On October 24th 2017, the CSSF published its first questions and answers on the Markets in Financial Instruments Directive (recast) – Directive 2014/65/EU (“MiFID II”) and Markets in Financial Instruments Regulation – Regulation 600/2014 (“MiFIR”) (the “Q&A”), addressing one issue related to data reporting and then on December 5th 2017, updated those Q&A to address a number of points regarding commodity derivative contracts.
As regards data reporting, the CSSF addressed the question whether the use of the services of a Luxembourg or foreign approved reporting mechanism (“ARM”), as provided for by MiFIR, is subject to an authorisation of the CSSF.
The CSSF takes the view that using an ARM for the purpose of the reporting obligation under Article 26 of MiFIR is not outsourcing within the meaning of CSSF Circulars 12/552 and 17/654.

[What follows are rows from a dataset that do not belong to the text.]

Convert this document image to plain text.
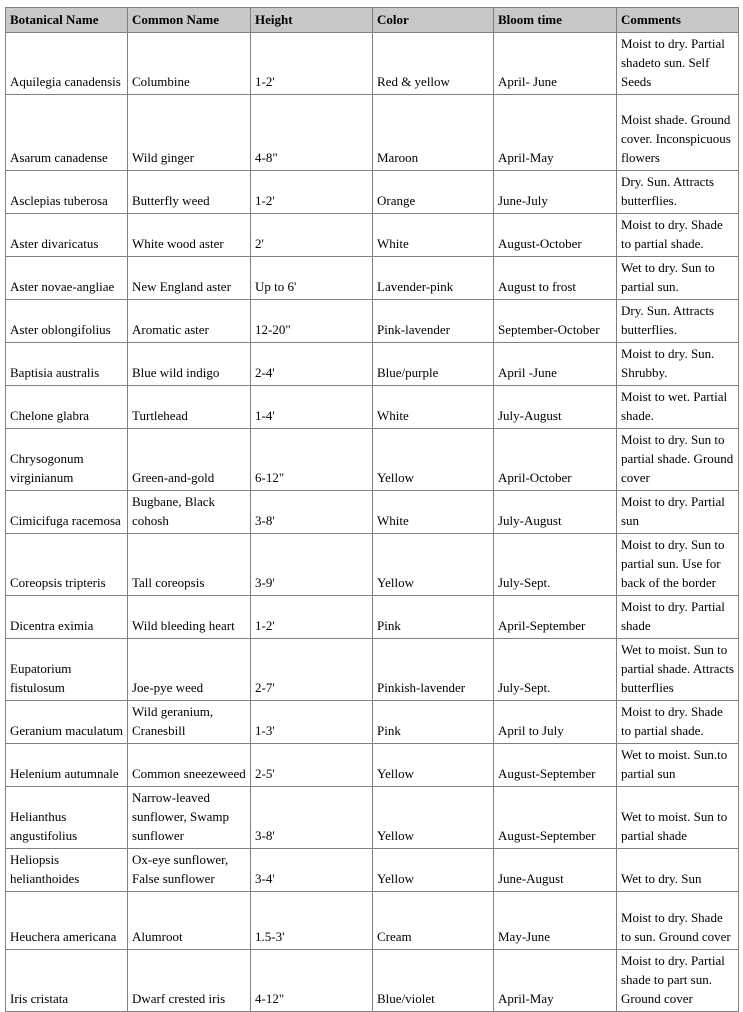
Botanical Name	Common Name	Height	Color	Bloom time	Comments
Aquilegia canadensis	Columbine	1-2'	Red & yellow	April- June	Moist to dry. Partial shadeto sun. Self Seeds
Asarum canadense	Wild ginger	4-8"	Maroon	April-May	Moist shade. Ground cover. Inconspicuous flowers
Asclepias tuberosa	Butterfly weed	1-2'	Orange	June-July	Dry. Sun. Attracts butterflies.
Aster divaricatus	White wood aster	2'	White	August-October	Moist to dry. Shade to partial shade.
Aster novae-angliae	New England aster	Up to 6'	Lavender-pink	August to frost	Wet to dry. Sun to partial sun.
Aster oblongifolius	Aromatic aster	12-20"	Pink-lavender	September-October	Dry. Sun. Attracts butterflies.
Baptisia australis	Blue wild indigo	2-4'	Blue/purple	April -June	Moist to dry. Sun. Shrubby.
Chelone glabra	Turtlehead	1-4'	White	July-August	Moist to wet. Partial shade.
Chrysogonum virginianum	Green-and-gold	6-12"	Yellow	April-October	Moist to dry. Sun to partial shade. Ground cover
Cimicifuga racemosa	Bugbane, Black cohosh	3-8'	White	July-August	Moist to dry. Partial sun
Coreopsis tripteris	Tall coreopsis	3-9'	Yellow	July-Sept.	Moist to dry. Sun to partial sun. Use for back of the border
Dicentra eximia	Wild bleeding heart	1-2'	Pink	April-September	Moist to dry. Partial shade
Eupatorium fistulosum	Joe-pye weed	2-7'	Pinkish-lavender	July-Sept.	Wet to moist. Sun to partial shade. Attracts butterflies
Geranium maculatum	Wild geranium, Cranesbill	1-3'	Pink	April to July	Moist to dry. Shade to partial shade.
Helenium autumnale	Common sneezeweed	2-5'	Yellow	August-September	Wet to moist. Sun.to partial sun
Helianthus angustifolius	Narrow-leaved sunflower, Swamp sunflower	3-8'	Yellow	August-September	Wet to moist. Sun to partial shade
Heliopsis helianthoides	Ox-eye sunflower, False sunflower	3-4'	Yellow	June-August	Wet to dry. Sun
Heuchera americana	Alumroot	1.5-3'	Cream	May-June	Moist to dry. Shade to sun. Ground cover
Iris cristata	Dwarf crested iris	4-12"	Blue/violet	April-May	Moist to dry. Partial shade to part sun. Ground cover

The CSSF nevertheless requires to be notified by the investment firms and credit institutions that use an ARM, of the name and country of establishment of the designated ARM. On the other hand, the CSSF points out that when an investment firm or credit institution decides to use an ARM with the sole purpose of drafting the reporting which will be completed and sent by the investment firm or credit institution to the competent authority, this will be considered as outsourcing within the meaning of CSSF Circulars 12/552 and CSSF 17/654 and an authorisation from the CSSF will be required.
MiFID II introduces a regime of limits applicable to net positions that a participant can hold at all times in commodity derivatives to prevent market abuse and to support orderly pricing and settlement conditions on the futures markets. Section 3 of the Q&A includes 11 questions and answers relating to commodity derivative contracts, a few of which we summarise below.
Of particular note is that the CSSF has provided some clarity on the types of financial instruments which are governed by the provisions of Article 57 (Position limits and position management controls in commodity derivatives) and Article 58 (Position reporting by categories of position holders) of MiFID II. Importantly, the CSSF has clarified to whom the position limits under Article 57 and 58 of MiFID II apply, specifically it is confirmed that they apply also to persons exempt from MiFID II under Article 2.1 thereof.
The CSSF explains about the different types of exemptions available in the context of dealing in commodity derivatives and the fact that they may apply cumulatively. With respect to the ancillary activity exemption, details are provided as to which competent authority should be notified by an entity making use of that exemption and where the competent authority is the CSSF, specific details are provided on how the notification must be made. With respect to the position limits exemption requested by a non-financial entity under Article 57.1 in fine of MiFID II, it is confirmed that such request should be sent to the competent authority of the trading venue on which the relevant commodity derivative is traded and where that competent authority is the CSSF, the relevant email address to which such requests must be sent is provided.